Specifically, the issue at stake was whether the rule set out in Article 7(2) of the Portuguese Stamp Duty Code – according to which the stamp duty exemption provided for short-term treasury operations would be applicable when two resident entities were involved or when the borrower was resident in Portugal (with the lender being resident in a Member State of the European Union), but would no longer be applicable when the borrower was resident in a Member State and the lender was resident in Portugal – was or was not (in)consistent with the principles of non-discrimination and free movement of capital, established in Articles 18, 63, and 65(3) of the Treaty on the Functioning of the European Union, applicable in the Portuguese legal system pursuant to Article 8(4) of the Constitution of the Portuguese Republic.

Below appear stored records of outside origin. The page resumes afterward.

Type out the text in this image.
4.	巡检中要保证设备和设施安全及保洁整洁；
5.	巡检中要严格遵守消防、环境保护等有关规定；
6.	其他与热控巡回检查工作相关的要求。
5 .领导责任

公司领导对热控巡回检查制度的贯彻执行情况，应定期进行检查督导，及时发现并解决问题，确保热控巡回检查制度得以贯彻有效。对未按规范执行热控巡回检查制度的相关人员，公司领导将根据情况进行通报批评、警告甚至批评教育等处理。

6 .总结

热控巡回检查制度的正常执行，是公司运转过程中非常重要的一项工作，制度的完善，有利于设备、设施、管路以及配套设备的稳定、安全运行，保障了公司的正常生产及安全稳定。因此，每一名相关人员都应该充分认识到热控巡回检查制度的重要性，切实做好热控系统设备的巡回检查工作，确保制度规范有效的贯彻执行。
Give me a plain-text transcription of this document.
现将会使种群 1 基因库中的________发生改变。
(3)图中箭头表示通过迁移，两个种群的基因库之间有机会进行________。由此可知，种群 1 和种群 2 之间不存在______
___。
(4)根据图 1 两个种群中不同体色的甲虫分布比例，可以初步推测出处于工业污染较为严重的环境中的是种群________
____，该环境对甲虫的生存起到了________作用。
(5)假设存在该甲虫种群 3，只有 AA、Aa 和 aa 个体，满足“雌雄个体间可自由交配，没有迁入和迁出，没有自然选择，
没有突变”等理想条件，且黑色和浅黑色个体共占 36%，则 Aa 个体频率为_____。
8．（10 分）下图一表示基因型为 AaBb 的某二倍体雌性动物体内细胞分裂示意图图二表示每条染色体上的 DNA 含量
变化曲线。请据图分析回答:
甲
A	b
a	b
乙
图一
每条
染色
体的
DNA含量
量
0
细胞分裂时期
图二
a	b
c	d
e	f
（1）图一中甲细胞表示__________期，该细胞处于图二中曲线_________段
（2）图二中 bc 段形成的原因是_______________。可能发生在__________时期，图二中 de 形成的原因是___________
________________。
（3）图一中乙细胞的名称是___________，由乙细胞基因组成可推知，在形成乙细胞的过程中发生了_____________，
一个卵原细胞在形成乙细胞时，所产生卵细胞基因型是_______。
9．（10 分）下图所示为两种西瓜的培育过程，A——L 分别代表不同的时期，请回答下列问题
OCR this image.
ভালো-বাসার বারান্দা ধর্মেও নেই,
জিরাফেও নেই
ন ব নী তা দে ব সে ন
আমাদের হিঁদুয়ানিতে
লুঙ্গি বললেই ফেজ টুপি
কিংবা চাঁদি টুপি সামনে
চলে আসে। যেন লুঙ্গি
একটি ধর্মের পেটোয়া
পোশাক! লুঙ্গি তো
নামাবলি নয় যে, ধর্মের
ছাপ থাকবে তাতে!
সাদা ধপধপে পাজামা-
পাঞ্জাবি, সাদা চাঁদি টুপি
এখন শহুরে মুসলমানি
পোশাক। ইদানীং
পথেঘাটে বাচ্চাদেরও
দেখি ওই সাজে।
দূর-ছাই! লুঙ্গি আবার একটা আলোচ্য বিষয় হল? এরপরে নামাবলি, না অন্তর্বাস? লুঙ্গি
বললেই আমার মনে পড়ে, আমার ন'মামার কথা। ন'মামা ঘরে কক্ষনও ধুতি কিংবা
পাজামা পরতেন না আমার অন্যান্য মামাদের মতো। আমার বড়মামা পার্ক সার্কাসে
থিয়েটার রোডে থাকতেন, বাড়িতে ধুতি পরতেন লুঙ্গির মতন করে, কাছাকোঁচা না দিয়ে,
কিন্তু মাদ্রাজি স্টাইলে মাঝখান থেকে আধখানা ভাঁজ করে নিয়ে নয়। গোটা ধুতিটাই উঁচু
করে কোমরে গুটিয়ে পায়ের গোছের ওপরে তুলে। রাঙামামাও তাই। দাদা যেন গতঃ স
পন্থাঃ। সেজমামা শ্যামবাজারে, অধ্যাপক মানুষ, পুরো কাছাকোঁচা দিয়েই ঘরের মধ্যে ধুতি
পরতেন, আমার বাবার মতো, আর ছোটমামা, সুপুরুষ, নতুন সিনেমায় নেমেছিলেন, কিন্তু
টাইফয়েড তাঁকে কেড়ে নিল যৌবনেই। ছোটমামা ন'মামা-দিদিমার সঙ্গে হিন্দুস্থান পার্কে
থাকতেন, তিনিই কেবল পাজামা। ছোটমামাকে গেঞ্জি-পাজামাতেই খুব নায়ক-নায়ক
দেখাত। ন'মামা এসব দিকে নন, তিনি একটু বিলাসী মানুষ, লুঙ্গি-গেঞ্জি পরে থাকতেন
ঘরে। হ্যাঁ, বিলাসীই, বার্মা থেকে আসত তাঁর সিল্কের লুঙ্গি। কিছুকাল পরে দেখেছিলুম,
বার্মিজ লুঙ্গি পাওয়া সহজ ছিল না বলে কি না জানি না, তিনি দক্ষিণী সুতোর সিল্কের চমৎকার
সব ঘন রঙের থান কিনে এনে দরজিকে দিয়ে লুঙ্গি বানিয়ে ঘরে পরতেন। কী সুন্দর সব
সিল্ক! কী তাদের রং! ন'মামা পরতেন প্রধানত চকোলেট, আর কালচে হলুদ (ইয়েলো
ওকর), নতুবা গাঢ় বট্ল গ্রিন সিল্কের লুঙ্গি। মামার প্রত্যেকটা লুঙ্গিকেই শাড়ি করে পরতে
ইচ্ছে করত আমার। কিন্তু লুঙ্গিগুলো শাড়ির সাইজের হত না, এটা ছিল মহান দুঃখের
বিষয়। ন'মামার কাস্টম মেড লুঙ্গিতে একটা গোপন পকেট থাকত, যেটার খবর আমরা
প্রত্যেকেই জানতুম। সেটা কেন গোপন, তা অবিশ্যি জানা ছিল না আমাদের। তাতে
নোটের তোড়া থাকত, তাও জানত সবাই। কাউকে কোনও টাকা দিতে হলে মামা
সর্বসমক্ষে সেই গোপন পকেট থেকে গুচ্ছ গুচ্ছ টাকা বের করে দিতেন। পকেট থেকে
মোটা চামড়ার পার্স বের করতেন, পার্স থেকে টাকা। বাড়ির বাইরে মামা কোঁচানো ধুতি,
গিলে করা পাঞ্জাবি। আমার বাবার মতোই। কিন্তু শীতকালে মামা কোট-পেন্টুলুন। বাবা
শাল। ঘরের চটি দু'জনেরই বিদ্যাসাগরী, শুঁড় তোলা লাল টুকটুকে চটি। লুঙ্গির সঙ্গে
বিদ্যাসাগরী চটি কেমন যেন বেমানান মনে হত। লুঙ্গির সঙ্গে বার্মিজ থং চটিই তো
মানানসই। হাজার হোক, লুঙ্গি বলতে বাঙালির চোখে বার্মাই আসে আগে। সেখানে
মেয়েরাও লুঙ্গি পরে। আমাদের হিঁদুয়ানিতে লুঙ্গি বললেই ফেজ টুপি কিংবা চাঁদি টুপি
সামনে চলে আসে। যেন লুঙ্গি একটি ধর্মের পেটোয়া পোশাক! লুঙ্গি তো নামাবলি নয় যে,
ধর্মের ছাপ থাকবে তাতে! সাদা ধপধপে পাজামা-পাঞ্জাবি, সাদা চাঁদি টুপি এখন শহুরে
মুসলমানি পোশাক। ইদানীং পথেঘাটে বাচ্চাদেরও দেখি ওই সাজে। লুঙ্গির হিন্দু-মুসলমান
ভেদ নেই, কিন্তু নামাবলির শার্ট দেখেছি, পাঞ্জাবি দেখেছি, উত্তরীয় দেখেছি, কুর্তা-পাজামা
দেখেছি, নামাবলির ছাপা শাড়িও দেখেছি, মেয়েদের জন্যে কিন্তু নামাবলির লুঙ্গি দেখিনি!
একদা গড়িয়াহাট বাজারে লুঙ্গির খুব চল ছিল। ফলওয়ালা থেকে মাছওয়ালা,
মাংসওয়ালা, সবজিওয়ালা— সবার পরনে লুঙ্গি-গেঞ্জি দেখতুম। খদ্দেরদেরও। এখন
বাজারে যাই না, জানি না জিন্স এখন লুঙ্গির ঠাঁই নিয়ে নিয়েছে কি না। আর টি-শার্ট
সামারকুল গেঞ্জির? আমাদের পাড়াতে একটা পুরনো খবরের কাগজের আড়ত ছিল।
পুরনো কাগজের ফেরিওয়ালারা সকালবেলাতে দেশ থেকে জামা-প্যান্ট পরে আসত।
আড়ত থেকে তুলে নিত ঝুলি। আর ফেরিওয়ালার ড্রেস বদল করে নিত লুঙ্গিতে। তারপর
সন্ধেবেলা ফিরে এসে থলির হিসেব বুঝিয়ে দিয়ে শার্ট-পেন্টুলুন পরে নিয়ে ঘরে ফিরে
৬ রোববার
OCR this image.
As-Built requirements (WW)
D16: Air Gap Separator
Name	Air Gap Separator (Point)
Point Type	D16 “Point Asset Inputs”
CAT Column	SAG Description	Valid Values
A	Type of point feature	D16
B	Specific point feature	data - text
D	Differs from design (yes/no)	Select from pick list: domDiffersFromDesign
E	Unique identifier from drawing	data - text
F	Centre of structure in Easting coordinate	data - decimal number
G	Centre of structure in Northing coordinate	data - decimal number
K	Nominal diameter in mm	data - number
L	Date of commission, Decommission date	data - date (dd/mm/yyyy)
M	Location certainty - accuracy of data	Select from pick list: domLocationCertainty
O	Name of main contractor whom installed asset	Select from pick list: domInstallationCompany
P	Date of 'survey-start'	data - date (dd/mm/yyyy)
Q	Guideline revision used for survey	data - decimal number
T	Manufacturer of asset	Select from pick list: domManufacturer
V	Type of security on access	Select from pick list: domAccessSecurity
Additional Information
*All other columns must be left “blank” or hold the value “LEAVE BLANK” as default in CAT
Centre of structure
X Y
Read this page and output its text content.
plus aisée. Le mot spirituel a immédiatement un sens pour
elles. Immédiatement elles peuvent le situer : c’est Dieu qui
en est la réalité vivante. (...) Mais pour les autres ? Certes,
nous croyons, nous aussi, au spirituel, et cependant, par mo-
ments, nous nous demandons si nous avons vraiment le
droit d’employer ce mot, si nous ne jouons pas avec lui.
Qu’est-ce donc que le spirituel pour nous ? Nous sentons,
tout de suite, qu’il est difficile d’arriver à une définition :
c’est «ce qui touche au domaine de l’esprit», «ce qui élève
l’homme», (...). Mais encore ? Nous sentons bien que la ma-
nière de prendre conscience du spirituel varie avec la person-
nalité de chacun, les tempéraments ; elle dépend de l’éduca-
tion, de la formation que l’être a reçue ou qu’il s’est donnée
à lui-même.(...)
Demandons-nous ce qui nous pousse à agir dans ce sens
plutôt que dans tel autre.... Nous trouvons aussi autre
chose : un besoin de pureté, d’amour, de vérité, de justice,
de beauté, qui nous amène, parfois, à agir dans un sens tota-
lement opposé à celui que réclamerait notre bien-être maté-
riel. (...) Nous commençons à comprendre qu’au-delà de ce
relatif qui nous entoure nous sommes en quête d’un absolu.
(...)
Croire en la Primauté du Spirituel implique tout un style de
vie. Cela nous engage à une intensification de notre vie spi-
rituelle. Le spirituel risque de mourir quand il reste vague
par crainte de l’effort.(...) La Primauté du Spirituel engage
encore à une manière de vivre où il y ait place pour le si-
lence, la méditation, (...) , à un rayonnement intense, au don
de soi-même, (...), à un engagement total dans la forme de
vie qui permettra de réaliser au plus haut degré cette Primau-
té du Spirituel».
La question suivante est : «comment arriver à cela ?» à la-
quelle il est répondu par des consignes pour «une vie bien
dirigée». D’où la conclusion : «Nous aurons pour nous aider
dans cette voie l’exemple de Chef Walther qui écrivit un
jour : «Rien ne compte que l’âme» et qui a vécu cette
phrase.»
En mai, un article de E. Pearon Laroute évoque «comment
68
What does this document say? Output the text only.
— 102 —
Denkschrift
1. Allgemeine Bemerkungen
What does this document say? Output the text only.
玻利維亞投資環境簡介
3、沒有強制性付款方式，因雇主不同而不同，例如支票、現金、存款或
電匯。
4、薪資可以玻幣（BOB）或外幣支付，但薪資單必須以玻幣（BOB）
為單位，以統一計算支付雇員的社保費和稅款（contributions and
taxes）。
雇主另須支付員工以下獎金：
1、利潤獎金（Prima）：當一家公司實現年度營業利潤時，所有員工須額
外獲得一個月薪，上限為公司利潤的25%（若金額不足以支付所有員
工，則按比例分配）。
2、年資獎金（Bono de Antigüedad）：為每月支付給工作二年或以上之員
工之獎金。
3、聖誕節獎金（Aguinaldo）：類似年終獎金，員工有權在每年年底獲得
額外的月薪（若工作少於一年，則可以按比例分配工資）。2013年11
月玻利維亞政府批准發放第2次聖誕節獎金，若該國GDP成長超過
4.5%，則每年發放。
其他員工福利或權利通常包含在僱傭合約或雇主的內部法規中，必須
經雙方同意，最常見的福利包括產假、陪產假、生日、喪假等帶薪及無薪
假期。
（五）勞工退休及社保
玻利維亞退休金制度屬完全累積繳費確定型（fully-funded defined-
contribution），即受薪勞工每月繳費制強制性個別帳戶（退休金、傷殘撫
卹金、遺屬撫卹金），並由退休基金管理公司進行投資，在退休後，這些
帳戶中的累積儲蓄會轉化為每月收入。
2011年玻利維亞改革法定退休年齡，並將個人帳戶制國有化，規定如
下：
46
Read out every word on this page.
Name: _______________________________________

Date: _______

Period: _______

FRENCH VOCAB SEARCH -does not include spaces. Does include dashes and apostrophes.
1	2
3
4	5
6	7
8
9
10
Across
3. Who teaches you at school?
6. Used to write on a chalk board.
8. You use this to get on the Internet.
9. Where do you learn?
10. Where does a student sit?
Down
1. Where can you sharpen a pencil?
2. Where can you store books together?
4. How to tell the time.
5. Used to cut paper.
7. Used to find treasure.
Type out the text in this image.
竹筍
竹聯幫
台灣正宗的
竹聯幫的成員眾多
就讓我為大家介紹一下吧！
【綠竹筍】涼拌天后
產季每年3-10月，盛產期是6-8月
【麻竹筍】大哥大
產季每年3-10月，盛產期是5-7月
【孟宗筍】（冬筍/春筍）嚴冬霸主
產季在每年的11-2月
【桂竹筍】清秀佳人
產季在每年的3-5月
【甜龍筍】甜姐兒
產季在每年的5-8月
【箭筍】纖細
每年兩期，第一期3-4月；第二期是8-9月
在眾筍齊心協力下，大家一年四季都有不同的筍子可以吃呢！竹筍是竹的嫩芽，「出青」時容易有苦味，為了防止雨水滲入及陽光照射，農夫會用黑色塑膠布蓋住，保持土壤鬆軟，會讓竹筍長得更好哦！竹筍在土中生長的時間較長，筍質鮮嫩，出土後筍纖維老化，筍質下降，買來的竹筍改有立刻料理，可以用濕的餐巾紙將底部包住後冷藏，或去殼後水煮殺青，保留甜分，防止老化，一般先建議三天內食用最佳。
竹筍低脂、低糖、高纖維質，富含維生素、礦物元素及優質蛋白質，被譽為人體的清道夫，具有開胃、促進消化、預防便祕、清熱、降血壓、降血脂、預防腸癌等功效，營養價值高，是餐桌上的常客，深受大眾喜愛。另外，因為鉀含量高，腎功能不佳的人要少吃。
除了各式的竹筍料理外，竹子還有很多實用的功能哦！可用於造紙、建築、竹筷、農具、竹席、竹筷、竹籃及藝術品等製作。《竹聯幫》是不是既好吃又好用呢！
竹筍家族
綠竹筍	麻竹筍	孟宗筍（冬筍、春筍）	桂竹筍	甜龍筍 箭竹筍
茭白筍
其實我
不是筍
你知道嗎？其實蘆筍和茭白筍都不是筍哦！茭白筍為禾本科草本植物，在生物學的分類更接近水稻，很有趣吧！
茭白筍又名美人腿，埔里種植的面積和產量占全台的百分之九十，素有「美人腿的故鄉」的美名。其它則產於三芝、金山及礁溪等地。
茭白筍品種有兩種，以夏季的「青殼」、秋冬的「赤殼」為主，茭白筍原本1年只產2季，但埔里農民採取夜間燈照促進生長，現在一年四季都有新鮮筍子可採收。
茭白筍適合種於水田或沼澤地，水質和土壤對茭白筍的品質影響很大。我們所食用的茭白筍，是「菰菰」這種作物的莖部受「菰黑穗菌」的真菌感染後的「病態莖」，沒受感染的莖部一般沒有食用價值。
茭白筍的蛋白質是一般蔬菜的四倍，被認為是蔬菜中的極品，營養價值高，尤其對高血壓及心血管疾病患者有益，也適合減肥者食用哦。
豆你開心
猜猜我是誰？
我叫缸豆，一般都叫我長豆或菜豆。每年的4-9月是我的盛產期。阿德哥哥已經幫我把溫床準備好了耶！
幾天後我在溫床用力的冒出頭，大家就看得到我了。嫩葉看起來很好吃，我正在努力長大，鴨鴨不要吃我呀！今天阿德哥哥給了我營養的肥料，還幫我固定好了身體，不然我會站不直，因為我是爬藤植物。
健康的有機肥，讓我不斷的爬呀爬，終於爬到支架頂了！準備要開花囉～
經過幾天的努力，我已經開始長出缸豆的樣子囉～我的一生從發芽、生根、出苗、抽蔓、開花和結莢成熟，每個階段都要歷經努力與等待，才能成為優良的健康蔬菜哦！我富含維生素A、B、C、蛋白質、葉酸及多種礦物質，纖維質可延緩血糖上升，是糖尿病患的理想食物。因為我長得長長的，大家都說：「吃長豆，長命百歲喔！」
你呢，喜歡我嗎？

Although several arbitration decisions favoured Faurécia and Abreu Advogados, a contrary decision paved the way for the filing of a highly demanding Appeal for Uniformity of Jurisprudence before the Supreme Administrative Court.
For the first time in history, the Court of Justice of the European Union was called to rule on this matter, and did so unequivocally, siding with Faurécia and validating the arguments advanced by Abreu Advogados.
Following the conclusion reached by the Court of Justice of the European Union in the case between Faurécia and the Portuguese Tax Authorities, the Supreme Administrative Court has established uniform case law to the effect that “Article 7(2) of the CIS (in the versions prior to Law No. 12/2022 of 27 June – OE 2022), by limiting the existence of the exemptions provided for in subparagraphs h) and g) of that article to cases where the creditor (and not the debtor) has its registered office or effective management in another Member State of the European Union or in a State with which Portugal has a double taxation agreement on income and capital, constitutes a violation of the free movement of capital, as provided for in Article 63 of the TFEU”.
The impact was immediate: the legislator was compelled to amend the Stamp Duty Code, eliminating the discrimination identified and aligning Portuguese tax law with EU principles.
Thus, the Faurécia case is now considered a milestone in Portuguese and European tax litigation, both for the innovation of the legal issue and for its practical, legislative, and jurisprudential repercussions, allowing multinational groups of companies that use Cash-Pooling as a cash management tool to benefit from greater legal certainty regarding the tax treatment of intra-group financial flows.